La traversée - RMS Aquitania - Mercredi 28 janvier 1925
Atlantique Nord
Le lendemain aurait pu se dérouler à l’identique.
Il aurait pu.
Mais deux événements vinrent fissurer cette illusion de traversée paisible.
En fin d’après-midi, alors que le soleil déclinait lentement, Blair, Monsieur Lee et Alessandro se trouvèrent sur le pont promenade. La lumière orangée du couchant baignait le pont d’un éclat presque religieux, et l’Atlantique s’étendait à perte de vue, indifférent, immense.
Le vent portait l’odeur salée de la mer.
Mais aussi autre chose.
Un parfum métallique, fugitif, presque imperceptible… comme du sang sur une lame froide.
Les passagers s’étaient rassemblés pour admirer l’horizon : couples élégants, voyageurs fortunés, hommes
d’affaires silencieux. Tous semblaient absorbés par la vue.Puis, sans raison apparente, un malaise diffus s’installa.
Quelqu’un, au milieu de la foule, les observait.
Pas ouvertement.
Pas avec insistance.
Juste assez pour que cela puisse passer pour un hasard.
Une silhouette sombre, vêtue d’un long pardessus, le chapeau abaissé sur le visage. La tête légèrement inclinée, comme si elle les détaillait depuis l’ombre. Mais chaque fois qu’un regard cherchait à s’y accrocher, la silhouette se fondait dans la masse des passagers, insaisissable.
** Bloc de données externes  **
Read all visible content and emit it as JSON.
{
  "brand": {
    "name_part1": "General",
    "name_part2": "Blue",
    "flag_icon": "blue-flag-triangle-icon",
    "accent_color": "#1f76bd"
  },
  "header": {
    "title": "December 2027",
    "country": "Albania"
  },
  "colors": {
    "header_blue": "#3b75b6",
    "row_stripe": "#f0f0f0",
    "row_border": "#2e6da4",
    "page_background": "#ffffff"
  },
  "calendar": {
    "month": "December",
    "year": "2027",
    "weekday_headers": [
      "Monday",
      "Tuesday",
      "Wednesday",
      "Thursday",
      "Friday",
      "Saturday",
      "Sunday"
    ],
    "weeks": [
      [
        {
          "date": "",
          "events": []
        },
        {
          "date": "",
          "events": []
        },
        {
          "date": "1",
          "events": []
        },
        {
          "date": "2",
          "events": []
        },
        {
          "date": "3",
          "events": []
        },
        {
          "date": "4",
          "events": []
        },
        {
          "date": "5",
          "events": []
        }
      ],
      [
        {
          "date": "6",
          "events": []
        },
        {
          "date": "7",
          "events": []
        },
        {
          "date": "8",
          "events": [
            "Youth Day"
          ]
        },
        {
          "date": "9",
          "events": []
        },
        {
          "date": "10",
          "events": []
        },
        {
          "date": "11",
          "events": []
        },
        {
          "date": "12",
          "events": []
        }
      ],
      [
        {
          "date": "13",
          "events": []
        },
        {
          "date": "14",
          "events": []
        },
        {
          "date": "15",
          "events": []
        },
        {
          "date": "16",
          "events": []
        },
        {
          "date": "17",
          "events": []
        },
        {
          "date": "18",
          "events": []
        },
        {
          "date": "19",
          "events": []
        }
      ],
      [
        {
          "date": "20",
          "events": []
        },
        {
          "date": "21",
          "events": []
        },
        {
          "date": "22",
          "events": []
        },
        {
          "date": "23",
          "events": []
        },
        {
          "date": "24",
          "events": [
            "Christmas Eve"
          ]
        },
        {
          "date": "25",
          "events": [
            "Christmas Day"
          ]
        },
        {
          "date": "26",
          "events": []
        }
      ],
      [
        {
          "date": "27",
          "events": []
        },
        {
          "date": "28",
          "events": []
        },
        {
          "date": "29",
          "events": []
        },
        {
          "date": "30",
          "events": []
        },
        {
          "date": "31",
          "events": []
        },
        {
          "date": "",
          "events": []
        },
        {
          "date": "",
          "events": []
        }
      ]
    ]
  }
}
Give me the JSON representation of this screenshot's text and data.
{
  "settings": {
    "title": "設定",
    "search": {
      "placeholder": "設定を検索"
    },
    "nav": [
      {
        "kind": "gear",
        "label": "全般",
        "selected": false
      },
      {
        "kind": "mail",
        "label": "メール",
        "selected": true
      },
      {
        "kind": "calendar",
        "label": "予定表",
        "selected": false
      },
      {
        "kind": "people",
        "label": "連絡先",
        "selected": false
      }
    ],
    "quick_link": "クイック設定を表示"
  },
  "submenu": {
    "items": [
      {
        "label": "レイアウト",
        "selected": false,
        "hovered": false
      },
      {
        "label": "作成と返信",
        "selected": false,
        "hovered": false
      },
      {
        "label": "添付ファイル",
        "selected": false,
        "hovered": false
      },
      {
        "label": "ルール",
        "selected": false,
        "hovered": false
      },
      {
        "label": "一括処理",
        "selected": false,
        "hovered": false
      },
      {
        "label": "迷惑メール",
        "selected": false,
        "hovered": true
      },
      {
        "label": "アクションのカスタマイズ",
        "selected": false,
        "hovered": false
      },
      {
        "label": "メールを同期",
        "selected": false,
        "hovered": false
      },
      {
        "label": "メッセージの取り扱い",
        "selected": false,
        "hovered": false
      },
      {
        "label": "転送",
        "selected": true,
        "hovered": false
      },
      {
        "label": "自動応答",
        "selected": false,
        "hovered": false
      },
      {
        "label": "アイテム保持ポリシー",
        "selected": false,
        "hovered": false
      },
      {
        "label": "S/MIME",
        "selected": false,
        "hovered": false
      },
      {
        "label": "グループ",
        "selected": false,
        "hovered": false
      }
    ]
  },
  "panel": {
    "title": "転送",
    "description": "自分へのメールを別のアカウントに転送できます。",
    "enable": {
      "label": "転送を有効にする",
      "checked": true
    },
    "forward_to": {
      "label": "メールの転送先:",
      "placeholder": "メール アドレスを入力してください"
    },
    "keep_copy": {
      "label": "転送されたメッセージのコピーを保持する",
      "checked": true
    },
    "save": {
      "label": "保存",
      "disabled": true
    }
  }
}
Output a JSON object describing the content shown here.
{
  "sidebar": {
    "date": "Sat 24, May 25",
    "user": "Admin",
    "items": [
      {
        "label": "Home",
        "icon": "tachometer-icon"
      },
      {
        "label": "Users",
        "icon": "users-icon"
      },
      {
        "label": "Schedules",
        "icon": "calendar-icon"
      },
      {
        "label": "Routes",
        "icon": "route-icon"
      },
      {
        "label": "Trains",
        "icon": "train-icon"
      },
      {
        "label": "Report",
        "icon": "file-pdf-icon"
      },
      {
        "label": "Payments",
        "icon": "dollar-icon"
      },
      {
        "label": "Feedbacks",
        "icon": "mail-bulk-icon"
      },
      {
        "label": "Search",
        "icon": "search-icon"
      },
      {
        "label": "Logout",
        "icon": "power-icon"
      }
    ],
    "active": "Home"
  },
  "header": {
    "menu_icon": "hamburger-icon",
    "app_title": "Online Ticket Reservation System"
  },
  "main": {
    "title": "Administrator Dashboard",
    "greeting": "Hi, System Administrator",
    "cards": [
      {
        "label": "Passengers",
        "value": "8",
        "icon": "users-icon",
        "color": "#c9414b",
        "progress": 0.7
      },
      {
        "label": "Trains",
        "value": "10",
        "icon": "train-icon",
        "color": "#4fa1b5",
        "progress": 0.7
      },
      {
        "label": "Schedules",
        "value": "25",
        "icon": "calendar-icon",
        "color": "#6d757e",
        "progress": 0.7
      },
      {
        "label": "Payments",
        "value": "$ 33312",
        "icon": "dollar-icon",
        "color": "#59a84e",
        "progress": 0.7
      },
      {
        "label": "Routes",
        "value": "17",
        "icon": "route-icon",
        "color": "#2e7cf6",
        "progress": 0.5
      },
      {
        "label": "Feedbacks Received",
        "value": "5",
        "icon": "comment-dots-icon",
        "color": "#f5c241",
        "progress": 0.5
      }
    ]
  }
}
Et pendant quelques secondes — quelques battements de cœur seulement — Blair crut apercevoir une Hudson noire, parfaitement incongrue, stationnée sur le pont.
Il cligna des yeux.
La voiture se transforma en une simple caisse d’emballage solidement arrimée.
Rien de plus.
Rien de moins.
Ce fut après cet incident que Monsieur Lee, retiré dans un salon plus calme, reprit la lecture du Peuple du Monolithe.
Dès que ses doigts se posèrent sur la couverture, une impression troublante le traversa. La matière n’était ni cuir ni tissu. Elle semblait légèrement élastique… presque chaude. Elle cédait sous la pression, puis reprenait lentement sa forme. Comme une peau.
Lorsqu’il ouvrit le livre, un souffle froid passa derrière lui, sans origine identifiable.
Les mots, eux, hésitaient à se fixer sur la page.
Les poèmes s’imposèrent à son esprit non comme une lecture, mais comme une intrusion. Une lande grise, sans ciel ni horizon. Un monolithe noir, tordu comme un os fossilisé, dressé au centre de ce néant. Autour, des silhouettes immobiles — des réminiscences de formes humaines.
À mesure qu’il avançait, la sensation d’être observé s’intensifia. Une présence semblait se tenir juste derrière lui, attentive, patiente. Lorsqu’il se retournait, il n’y avait rien. Pourtant, la pièce paraissait toujours un peu plus étroite qu’auparavant.
Les murs semblaient s’affaisser imperceptiblement.
Le sol respirait.
Un soupir chaud — ou affamé — passait sous ses pieds.
Et lorsque le dernier poème se mit à vibrer, la reliure elle-même frissonna. Un murmure, presque une expiration, sembla naître du livre :
« Nous… te… voyons… »
Pendant un instant fugace, les lignes se réarrangèrent sur la page, dessinant la forme ovoïde d’un œil unique. Puis tout redevint texte.
Le livre se tut.
Mais il n’était plus silencieux.
La traversée venait à peine de commencer.
Et déjà, l’Atlantique semblait moins être un espace de passage…
qu’un intervalle,
un lieu suspendu où quelque chose avait trouvé le temps — et la distance — nécessaires pour s’approcher.